Sekretaris Pendiri Indonesian Audit Watch (IAW), Iskandar Sitorus menilai seluruh rangkaian tindakan hukum tersebut belum menjadi jaminan perkara akan berujung pada vonis bersalah apabila aparat gagal membangun rantai pembuktian secara utuh di persidangan.
“Penggeledahan bukan vonis. Barang yang ditemukan belum otomatis hasil kejahatan. Status tersangka juga bukan putusan bersalah. Semua tetap harus diuji di pengadilan,” kata Iskandar dalam kajiannya bertajuk "Batu Bara yang Tidak Sekadar Terbakar: Menelusuri Dugaan Manipulasi Pasokan PLTU, Blackout, dan Kerugian Rp5 Triliun", yang diterima redaksi, Selasa, 14 Juli 2026.
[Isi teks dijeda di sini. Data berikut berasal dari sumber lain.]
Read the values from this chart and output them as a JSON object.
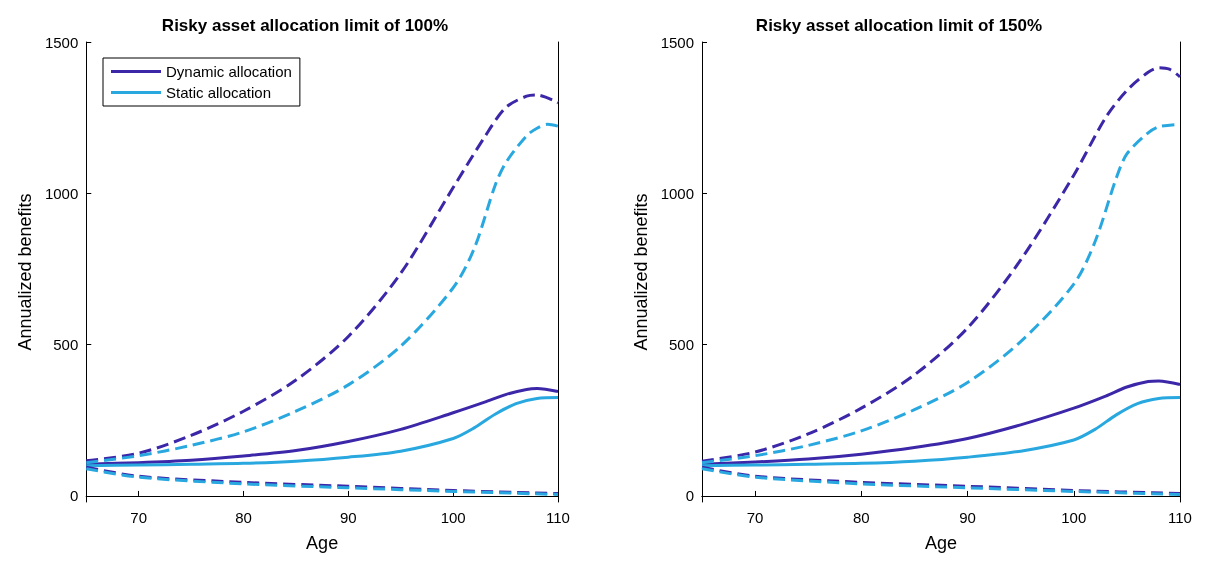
{
  "chart_data": [
    {
      "type": "line",
      "title": "Risky asset allocation limit of 100%",
      "xlabel": "Age",
      "ylabel": "Annualized benefits",
      "xlim": [
        65,
        110
      ],
      "xticks": [
        70,
        80,
        90,
        100,
        110
      ],
      "ylim": [
        -20,
        1500
      ],
      "yticks": [
        0,
        500,
        1000,
        1500
      ],
      "grid": false,
      "legend": "top left",
      "series": [
        {
          "name": "Dynamic allocation",
          "color": "#3b27a8",
          "line_style": "solid",
          "x": [
            65,
            70,
            75,
            80,
            85,
            90,
            95,
            100,
            103,
            105,
            107,
            108,
            110
          ],
          "values": [
            105,
            110,
            118,
            132,
            150,
            180,
            220,
            275,
            310,
            335,
            352,
            355,
            345
          ]
        },
        {
          "name": "Static allocation",
          "color": "#29a8e0",
          "line_style": "solid",
          "x": [
            65,
            70,
            75,
            80,
            85,
            90,
            95,
            100,
            102,
            104,
            106,
            108,
            110
          ],
          "values": [
            100,
            102,
            105,
            108,
            115,
            128,
            148,
            190,
            225,
            270,
            305,
            322,
            325
          ]
        },
        {
          "color": "#3b27a8",
          "line_style": "dashed",
          "x": [
            65,
            70,
            75,
            80,
            85,
            90,
            95,
            100,
            103,
            105,
            107,
            108,
            110
          ],
          "values": [
            116,
            141,
            200,
            280,
            383,
            527,
            736,
            1019,
            1186,
            1283,
            1321,
            1325,
            1299
          ]
        },
        {
          "color": "#29a8e0",
          "line_style": "dashed",
          "x": [
            65,
            70,
            75,
            80,
            85,
            90,
            95,
            100,
            102,
            104,
            105,
            107,
            108,
            109,
            110
          ],
          "values": [
            110,
            133,
            167,
            212,
            280,
            367,
            495,
            688,
            817,
            1026,
            1100,
            1190,
            1215,
            1228,
            1222
          ]
        },
        {
          "color": "#3b27a8",
          "line_style": "dashed",
          "x": [
            65,
            70,
            80,
            90,
            100,
            110
          ],
          "values": [
            95,
            65,
            45,
            32,
            18,
            8
          ]
        },
        {
          "color": "#29a8e0",
          "line_style": "dashed",
          "x": [
            65,
            70,
            80,
            90,
            100,
            110
          ],
          "values": [
            90,
            62,
            40,
            27,
            15,
            5
          ]
        }
      ]
    },
    {
      "type": "line",
      "title": "Risky asset allocation limit of 150%",
      "xlabel": "Age",
      "ylabel": "Annualized benefits",
      "xlim": [
        65,
        110
      ],
      "xticks": [
        70,
        80,
        90,
        100,
        110
      ],
      "ylim": [
        -20,
        1500
      ],
      "yticks": [
        0,
        500,
        1000,
        1500
      ],
      "grid": false,
      "legend": false,
      "series": [
        {
          "color": "#3b27a8",
          "line_style": "solid",
          "x": [
            65,
            70,
            75,
            80,
            85,
            90,
            95,
            100,
            103,
            105,
            107,
            108,
            110
          ],
          "values": [
            105,
            112,
            122,
            138,
            160,
            190,
            235,
            290,
            330,
            360,
            378,
            380,
            368
          ]
        },
        {
          "color": "#29a8e0",
          "line_style": "solid",
          "x": [
            65,
            70,
            75,
            80,
            85,
            90,
            95,
            100,
            102,
            104,
            106,
            108,
            110
          ],
          "values": [
            100,
            102,
            105,
            108,
            115,
            128,
            148,
            185,
            220,
            268,
            305,
            322,
            325
          ]
        },
        {
          "color": "#3b27a8",
          "line_style": "dashed",
          "x": [
            65,
            70,
            75,
            80,
            85,
            90,
            95,
            100,
            103,
            105,
            107,
            108,
            109,
            110
          ],
          "values": [
            115,
            145,
            205,
            290,
            400,
            555,
            780,
            1060,
            1250,
            1340,
            1400,
            1415,
            1410,
            1385
          ]
        },
        {
          "color": "#29a8e0",
          "line_style": "dashed",
          "x": [
            65,
            70,
            75,
            80,
            85,
            90,
            95,
            100,
            102,
            104,
            105,
            107,
            108,
            110
          ],
          "values": [
            110,
            133,
            167,
            215,
            285,
            375,
            510,
            700,
            840,
            1050,
            1130,
            1200,
            1220,
            1228
          ]
        },
        {
          "color": "#3b27a8",
          "line_style": "dashed",
          "x": [
            65,
            70,
            80,
            90,
            100,
            110
          ],
          "values": [
            95,
            65,
            45,
            32,
            18,
            8
          ]
        },
        {
          "color": "#29a8e0",
          "line_style": "dashed",
          "x": [
            65,
            70,
            80,
            90,
            100,
            110
          ],
          "values": [
            90,
            62,
            40,
            27,
            15,
            5
          ]
        }
      ]
    }
  ]
}
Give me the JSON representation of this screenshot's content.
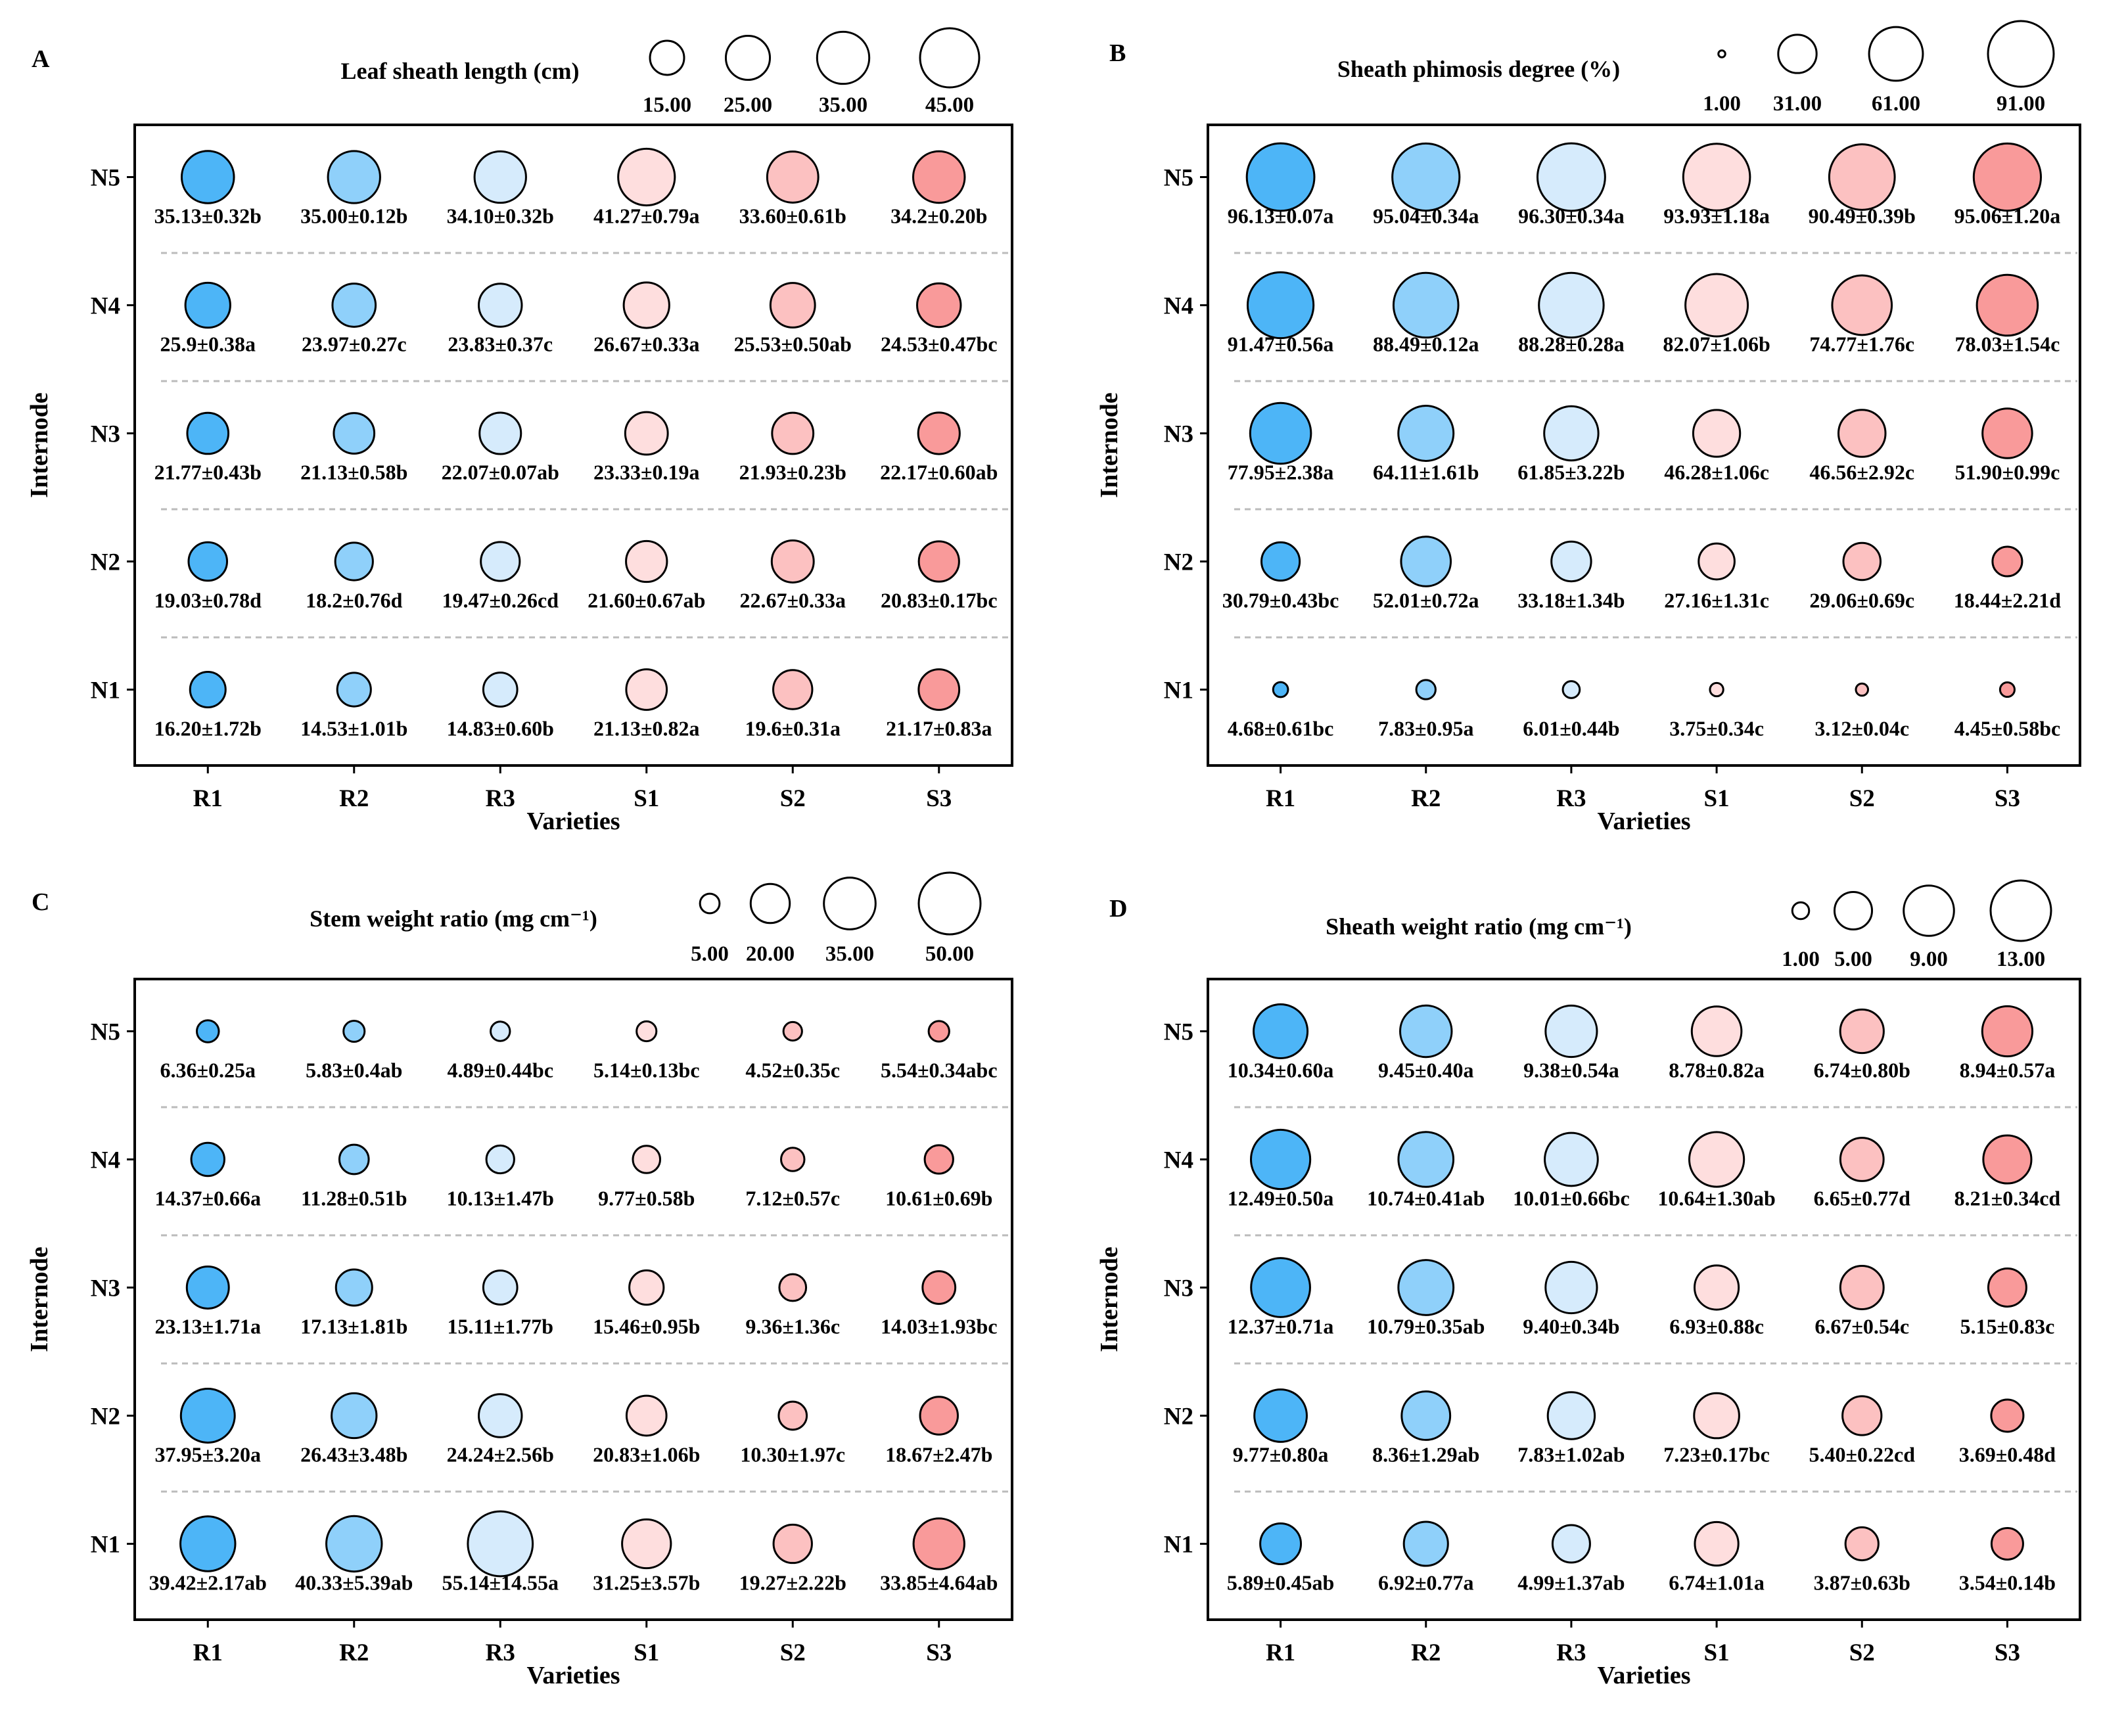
{
  "colors": {
    "R1": "#4db5f7",
    "R2": "#8fd0fa",
    "R3": "#d6ebfc",
    "S1": "#fedede",
    "S2": "#fcc1c1",
    "S3": "#f99a9a",
    "gridline": "#bbbbbb"
  },
  "chart_data": [
    {
      "type": "scatter",
      "panel": "A",
      "title": "Leaf sheath length (cm)",
      "xlabel": "Varieties",
      "ylabel": "Internode",
      "categories": [
        "R1",
        "R2",
        "R3",
        "S1",
        "S2",
        "S3"
      ],
      "rows": [
        "N5",
        "N4",
        "N3",
        "N2",
        "N1"
      ],
      "legend": {
        "values": [
          15,
          25,
          35,
          45
        ],
        "labels": [
          "15.00",
          "25.00",
          "35.00",
          "45.00"
        ]
      },
      "values": [
        [
          35.13,
          35.0,
          34.1,
          41.27,
          33.6,
          34.2
        ],
        [
          25.9,
          23.97,
          23.83,
          26.67,
          25.53,
          24.53
        ],
        [
          21.77,
          21.13,
          22.07,
          23.33,
          21.93,
          22.17
        ],
        [
          19.03,
          18.2,
          19.47,
          21.6,
          22.67,
          20.83
        ],
        [
          16.2,
          14.53,
          14.83,
          21.13,
          19.6,
          21.17
        ]
      ],
      "labels": [
        [
          "35.13±0.32b",
          "35.00±0.12b",
          "34.10±0.32b",
          "41.27±0.79a",
          "33.60±0.61b",
          "34.2±0.20b"
        ],
        [
          "25.9±0.38a",
          "23.97±0.27c",
          "23.83±0.37c",
          "26.67±0.33a",
          "25.53±0.50ab",
          "24.53±0.47bc"
        ],
        [
          "21.77±0.43b",
          "21.13±0.58b",
          "22.07±0.07ab",
          "23.33±0.19a",
          "21.93±0.23b",
          "22.17±0.60ab"
        ],
        [
          "19.03±0.78d",
          "18.2±0.76d",
          "19.47±0.26cd",
          "21.60±0.67ab",
          "22.67±0.33a",
          "20.83±0.17bc"
        ],
        [
          "16.20±1.72b",
          "14.53±1.01b",
          "14.83±0.60b",
          "21.13±0.82a",
          "19.6±0.31a",
          "21.17±0.83a"
        ]
      ]
    },
    {
      "type": "scatter",
      "panel": "B",
      "title": "Sheath phimosis degree (%)",
      "xlabel": "Varieties",
      "ylabel": "Internode",
      "categories": [
        "R1",
        "R2",
        "R3",
        "S1",
        "S2",
        "S3"
      ],
      "rows": [
        "N5",
        "N4",
        "N3",
        "N2",
        "N1"
      ],
      "legend": {
        "values": [
          1,
          31,
          61,
          91
        ],
        "labels": [
          "1.00",
          "31.00",
          "61.00",
          "91.00"
        ]
      },
      "values": [
        [
          96.13,
          95.04,
          96.3,
          93.93,
          90.49,
          95.06
        ],
        [
          91.47,
          88.49,
          88.28,
          82.07,
          74.77,
          78.03
        ],
        [
          77.95,
          64.11,
          61.85,
          46.28,
          46.56,
          51.9
        ],
        [
          30.79,
          52.01,
          33.18,
          27.16,
          29.06,
          18.44
        ],
        [
          4.68,
          7.83,
          6.01,
          3.75,
          3.12,
          4.45
        ]
      ],
      "labels": [
        [
          "96.13±0.07a",
          "95.04±0.34a",
          "96.30±0.34a",
          "93.93±1.18a",
          "90.49±0.39b",
          "95.06±1.20a"
        ],
        [
          "91.47±0.56a",
          "88.49±0.12a",
          "88.28±0.28a",
          "82.07±1.06b",
          "74.77±1.76c",
          "78.03±1.54c"
        ],
        [
          "77.95±2.38a",
          "64.11±1.61b",
          "61.85±3.22b",
          "46.28±1.06c",
          "46.56±2.92c",
          "51.90±0.99c"
        ],
        [
          "30.79±0.43bc",
          "52.01±0.72a",
          "33.18±1.34b",
          "27.16±1.31c",
          "29.06±0.69c",
          "18.44±2.21d"
        ],
        [
          "4.68±0.61bc",
          "7.83±0.95a",
          "6.01±0.44b",
          "3.75±0.34c",
          "3.12±0.04c",
          "4.45±0.58bc"
        ]
      ]
    },
    {
      "type": "scatter",
      "panel": "C",
      "title": "Stem weight ratio (mg cm⁻¹)",
      "xlabel": "Varieties",
      "ylabel": "Internode",
      "categories": [
        "R1",
        "R2",
        "R3",
        "S1",
        "S2",
        "S3"
      ],
      "rows": [
        "N5",
        "N4",
        "N3",
        "N2",
        "N1"
      ],
      "legend": {
        "values": [
          5,
          20,
          35,
          50
        ],
        "labels": [
          "5.00",
          "20.00",
          "35.00",
          "50.00"
        ]
      },
      "values": [
        [
          6.36,
          5.83,
          4.89,
          5.14,
          4.52,
          5.54
        ],
        [
          14.37,
          11.28,
          10.13,
          9.77,
          7.12,
          10.61
        ],
        [
          23.13,
          17.13,
          15.11,
          15.46,
          9.36,
          14.03
        ],
        [
          37.95,
          26.43,
          24.24,
          20.83,
          10.3,
          18.67
        ],
        [
          39.42,
          40.33,
          55.14,
          31.25,
          19.27,
          33.85
        ]
      ],
      "labels": [
        [
          "6.36±0.25a",
          "5.83±0.4ab",
          "4.89±0.44bc",
          "5.14±0.13bc",
          "4.52±0.35c",
          "5.54±0.34abc"
        ],
        [
          "14.37±0.66a",
          "11.28±0.51b",
          "10.13±1.47b",
          "9.77±0.58b",
          "7.12±0.57c",
          "10.61±0.69b"
        ],
        [
          "23.13±1.71a",
          "17.13±1.81b",
          "15.11±1.77b",
          "15.46±0.95b",
          "9.36±1.36c",
          "14.03±1.93bc"
        ],
        [
          "37.95±3.20a",
          "26.43±3.48b",
          "24.24±2.56b",
          "20.83±1.06b",
          "10.30±1.97c",
          "18.67±2.47b"
        ],
        [
          "39.42±2.17ab",
          "40.33±5.39ab",
          "55.14±14.55a",
          "31.25±3.57b",
          "19.27±2.22b",
          "33.85±4.64ab"
        ]
      ]
    },
    {
      "type": "scatter",
      "panel": "D",
      "title": "Sheath weight ratio (mg cm⁻¹)",
      "xlabel": "Varieties",
      "ylabel": "Internode",
      "categories": [
        "R1",
        "R2",
        "R3",
        "S1",
        "S2",
        "S3"
      ],
      "rows": [
        "N5",
        "N4",
        "N3",
        "N2",
        "N1"
      ],
      "legend": {
        "values": [
          1,
          5,
          9,
          13
        ],
        "labels": [
          "1.00",
          "5.00",
          "9.00",
          "13.00"
        ]
      },
      "values": [
        [
          10.34,
          9.45,
          9.38,
          8.78,
          6.74,
          8.94
        ],
        [
          12.49,
          10.74,
          10.01,
          10.64,
          6.65,
          8.21
        ],
        [
          12.37,
          10.79,
          9.4,
          6.93,
          6.67,
          5.15
        ],
        [
          9.77,
          8.36,
          7.83,
          7.23,
          5.4,
          3.69
        ],
        [
          5.89,
          6.92,
          4.99,
          6.74,
          3.87,
          3.54
        ]
      ],
      "labels": [
        [
          "10.34±0.60a",
          "9.45±0.40a",
          "9.38±0.54a",
          "8.78±0.82a",
          "6.74±0.80b",
          "8.94±0.57a"
        ],
        [
          "12.49±0.50a",
          "10.74±0.41ab",
          "10.01±0.66bc",
          "10.64±1.30ab",
          "6.65±0.77d",
          "8.21±0.34cd"
        ],
        [
          "12.37±0.71a",
          "10.79±0.35ab",
          "9.40±0.34b",
          "6.93±0.88c",
          "6.67±0.54c",
          "5.15±0.83c"
        ],
        [
          "9.77±0.80a",
          "8.36±1.29ab",
          "7.83±1.02ab",
          "7.23±0.17bc",
          "5.40±0.22cd",
          "3.69±0.48d"
        ],
        [
          "5.89±0.45ab",
          "6.92±0.77a",
          "4.99±1.37ab",
          "6.74±1.01a",
          "3.87±0.63b",
          "3.54±0.14b"
        ]
      ]
    }
  ]
}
Menurut Iskandar, perkara dugaan korupsi pasokan batu bara PLTU merupakan klaster yang paling terbuka dibanding dua klaster lain yang sedang ditangani Kortastipidkor Polri.
Penyidik telah mengungkap periode dugaan tindak pidana, modus yang diselidiki, indikasi kerugian negara sekitar Rp5 triliun, pemeriksaan saksi dan ahli, penggeledahan, penyitaan aset, hingga penetapan tersangka.
Meski demikian, ia mengingatkan publik tidak boleh terjebak pada besarnya angka kerugian negara maupun dramatisnya temuan uang dan emas. Yang akan menentukan kuat atau lemahnya perkara justru kemampuan penyidik membangun hubungan antar setiap alat bukti.
Menurut Iskandar, penyidik harus mampu membuktikan secara rinci mulai dari asal batu bara di tambang, kontrak pengadaan, hasil uji kualitas, volume pengiriman, dokumen kapal, proses penerimaan di PLTU, pembayaran kepada pemasok, aliran dana ke rekening tertentu, hingga aset yang diduga berasal dari tindak pidana.
“Tugas penegak hukum bukan hanya memperlihatkan barang yang ditemukan. Tugasnya ialah membangun satu rantai pembuktian yang tidak putus, dari tambang, ke dokumen kualitas, ke volume pengiriman, ke kapal, ke stockpile, ke berita acara penerimaan, ke invoice, ke pembayaran, ke rekening, ke penerima manfaat, ke aset, dan akhirnya ke kerugian negara,” kata Iskandar.
Ia menjelaskan, rentang dugaan tindak pidana selama periode 2018 hingga 2026 juga tidak bisa diperlakukan sebagai satu kesatuan tanpa pemetaan yang jelas. Penyidik harus mengurai setiap kontrak yang diperiksa, PLTU yang menerima pasokan, kualitas dan kuantitas batu bara yang diperjanjikan, hingga pihak yang bertanggung jawab pada setiap tahapan transaksi.
“Tanpa peta transaksi yang jelas, periode delapan tahun dan angka Rp5 triliun hanya akan terdengar besar, tetapi sulit diuji di pengadilan,” kata Iskandar,
Iskandar juga mengingatkan agar penyidik tidak terburu-buru mengaitkan dugaan manipulasi pasokan batu bara dengan blackout yang sempat terjadi di sejumlah wilayah.
Menurutnya, hubungan sebab akibat tersebut merupakan salah satu aspek paling sulit dibuktikan karena pemadaman listrik dapat dipicu banyak faktor teknis.
Karena itu, penyidik harus menghadirkan ahli ketenagalistrikan, ahli pembangkit, ahli pertambangan, hingga data operasional PLN untuk membuktikan bahwa pasokan batu bara bermasalah memang menjadi penyebab utama gangguan listrik.
“Blackout tidak boleh hanya menjadi kalimat dramatis untuk membesarkan perkara. Ia harus dibuktikan dengan data teknis,” kata Iskandar.